Lecture:
Tuesday 9:00 - 10:30 S11
Tutorial:
Tuesday 10:40 - 12:10 S11
Abstract. We introduce algebras to be sets with operations of various arities subject to axioms. We clasify algebras with a single binary operation. Then we study groups. We prove basic results, in particular the Lagrange theorem and the simplicity of the group A5. We investigate cyclic groups. Applying the results to find simple proofs of some standard number theoretic theorems. We study acting of groups on sets. As an application we introduce Polya's theory of counting. Then we turn our interest to commutative rings. We introduce principal ideal domains and unique factorization domains study. We take a closer look at the domain of gaussian integers. We apply the results solving Diophantine equations. We conclude the course with the introduction to the theory of fields.
Credit and exam. The credit will be given for solving at least 50% of the homeworks which means to get at least 10 points. The exam will be oral consisting of three questions. Here is an example.
October 2, 2018. Lecture: We defined the cartesian products and the nth Cartesian powers of sets. An n-ary relation on a set is a subset of its nth Cartesian power. We studied the most common properties of binary relations, namely reflexivity, transitivity and various kinds of symmetries and anti-symmetries. Via these properties we defined equivalences, partial orders and preorders. In particular, we described the connection between equivalences and partitions of a given set. Tutorial: We studied properties of relation by means of the operations of the composition and the transpose.
October 9, 2018. Lecture: An n-ary operation on a set as a map from its nth Cartesian power to the set. An algebra is a set equipped with operations (possibly of various arities) subject to some relations. We focused on algebras with a single binary operation. In particular, we defined grupoids, semigroups, monoids, loops, and groups. Tutorial: We recalled some basic properties of permutaions. In particular, we proved that each permutation of a finite set decomposes uniquelly as the product of independent cycles (up to their order). The first homework is Exercise 2.4.
October 16, 2018. Lecture: We defined notions of a sub-universe and a sub-algebra of an algebra. We discussed these notions in the particular case of groups. Then we went back to study of permutations. We defined the signum of a permutation by means of the number of its cycles and we proved that the signum can be computed from any decomposition of the permutation into a product of transpositions. Tutorial: We introduced the 15 puzzle and we proved that positions with the empty space in the right bottom square corresponding to odd permutations are unsolvable. The second homework is Exercise 3.6.
October 23, 2018. Lecture: We defined right and left cosets of a subgroup of a group. We proved that all of them have the size equal to the size of the subgroup. We call the number of the left cosets the index of the subgroup. We proved the Lagrange theorem that the size of a group equals the size of a subgroup times the index of the subgroup. We defined a normal subgroup of a group and we showed various equivalent characterizations of normal subgroups. Tutorial: We studied relations between left and right cosets of a subgroup and properties of normal subgroups. The third homework is Exercise 4.1.

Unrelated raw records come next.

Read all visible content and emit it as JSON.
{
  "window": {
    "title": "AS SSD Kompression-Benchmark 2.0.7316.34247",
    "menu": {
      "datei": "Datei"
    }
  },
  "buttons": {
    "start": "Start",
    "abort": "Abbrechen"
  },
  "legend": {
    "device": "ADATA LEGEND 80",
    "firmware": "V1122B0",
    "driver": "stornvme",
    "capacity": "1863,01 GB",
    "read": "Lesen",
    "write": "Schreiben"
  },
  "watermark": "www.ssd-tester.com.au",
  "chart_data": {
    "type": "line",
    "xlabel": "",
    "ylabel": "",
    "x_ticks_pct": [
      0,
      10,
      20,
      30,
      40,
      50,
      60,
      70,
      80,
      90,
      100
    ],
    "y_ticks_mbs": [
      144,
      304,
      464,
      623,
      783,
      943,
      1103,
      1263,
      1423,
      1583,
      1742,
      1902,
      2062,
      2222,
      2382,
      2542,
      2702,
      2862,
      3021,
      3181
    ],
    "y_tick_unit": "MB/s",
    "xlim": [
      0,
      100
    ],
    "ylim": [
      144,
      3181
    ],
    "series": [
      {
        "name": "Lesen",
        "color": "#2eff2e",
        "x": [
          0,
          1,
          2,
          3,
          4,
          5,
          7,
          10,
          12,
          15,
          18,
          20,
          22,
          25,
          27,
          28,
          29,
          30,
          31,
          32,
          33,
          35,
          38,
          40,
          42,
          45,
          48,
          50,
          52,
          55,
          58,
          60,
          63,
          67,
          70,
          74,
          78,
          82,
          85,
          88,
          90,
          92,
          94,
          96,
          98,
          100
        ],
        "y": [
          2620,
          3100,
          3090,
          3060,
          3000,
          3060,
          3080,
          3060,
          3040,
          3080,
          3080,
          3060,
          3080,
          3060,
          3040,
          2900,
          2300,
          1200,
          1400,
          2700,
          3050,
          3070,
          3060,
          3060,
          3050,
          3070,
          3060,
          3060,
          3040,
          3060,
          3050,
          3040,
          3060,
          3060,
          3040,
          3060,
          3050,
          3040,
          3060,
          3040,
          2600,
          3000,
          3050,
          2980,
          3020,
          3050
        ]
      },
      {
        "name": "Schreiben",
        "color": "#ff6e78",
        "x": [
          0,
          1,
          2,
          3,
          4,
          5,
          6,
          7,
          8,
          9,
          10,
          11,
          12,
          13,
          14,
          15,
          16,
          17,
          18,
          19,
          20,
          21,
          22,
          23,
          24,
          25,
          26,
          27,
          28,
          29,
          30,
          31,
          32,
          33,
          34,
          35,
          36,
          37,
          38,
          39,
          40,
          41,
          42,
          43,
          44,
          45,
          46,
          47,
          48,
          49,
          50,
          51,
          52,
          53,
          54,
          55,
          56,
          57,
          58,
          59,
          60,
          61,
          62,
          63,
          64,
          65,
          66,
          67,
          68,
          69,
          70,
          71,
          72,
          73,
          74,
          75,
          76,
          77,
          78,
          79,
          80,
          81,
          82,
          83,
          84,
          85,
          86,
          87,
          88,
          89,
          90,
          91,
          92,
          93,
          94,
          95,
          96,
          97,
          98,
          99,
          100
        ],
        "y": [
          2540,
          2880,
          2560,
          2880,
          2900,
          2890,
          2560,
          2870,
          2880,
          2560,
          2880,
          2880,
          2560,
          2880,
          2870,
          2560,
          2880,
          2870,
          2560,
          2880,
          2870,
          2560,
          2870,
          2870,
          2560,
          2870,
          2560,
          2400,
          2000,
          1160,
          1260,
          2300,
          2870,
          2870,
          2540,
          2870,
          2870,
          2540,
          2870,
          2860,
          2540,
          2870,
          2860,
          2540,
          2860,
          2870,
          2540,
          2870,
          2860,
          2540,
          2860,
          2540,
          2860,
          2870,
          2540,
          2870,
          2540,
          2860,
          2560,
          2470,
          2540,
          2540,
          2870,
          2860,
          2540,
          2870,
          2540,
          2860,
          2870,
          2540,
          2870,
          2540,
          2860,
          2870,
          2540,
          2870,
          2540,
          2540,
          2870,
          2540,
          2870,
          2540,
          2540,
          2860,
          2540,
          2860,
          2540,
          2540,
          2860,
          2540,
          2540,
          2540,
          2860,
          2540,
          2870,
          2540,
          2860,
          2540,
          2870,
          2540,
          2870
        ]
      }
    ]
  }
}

October 30, 2018. Lecture: We studied the conjugacy relation on a group. We proved that the conjugacy classes form a partition of the group. We showed that a subgroup is normal if and only if it is a union of conjugacy classes. Further we proved that permutations in a symmetric group are conjugated if and only if they have the same type. Finally we studied sets of generators of a group. Tutorial: We studied conjugacy classes of symmetric and alternating groups and groups of symmetries of geometric objects. We described some sets of generators of symmetric and alternating groups. We applied this and showed that all possitions of the 15 puzzle corresponding to even permutations are solvable. The fourth homework is Exercise 5.5.
November 13, 2018. Lecture: We defined and studied the notions of a group homomorphism and the kernel of a group homomorphism. We proved that the kernels correspond to normal subgroups. Tutorial: We examined examples of group homomorphisms. The examples were based on a geometric intuition. We also classified normal subgroups of the symmetric group S4. The fifth homework is Exercise 6.2.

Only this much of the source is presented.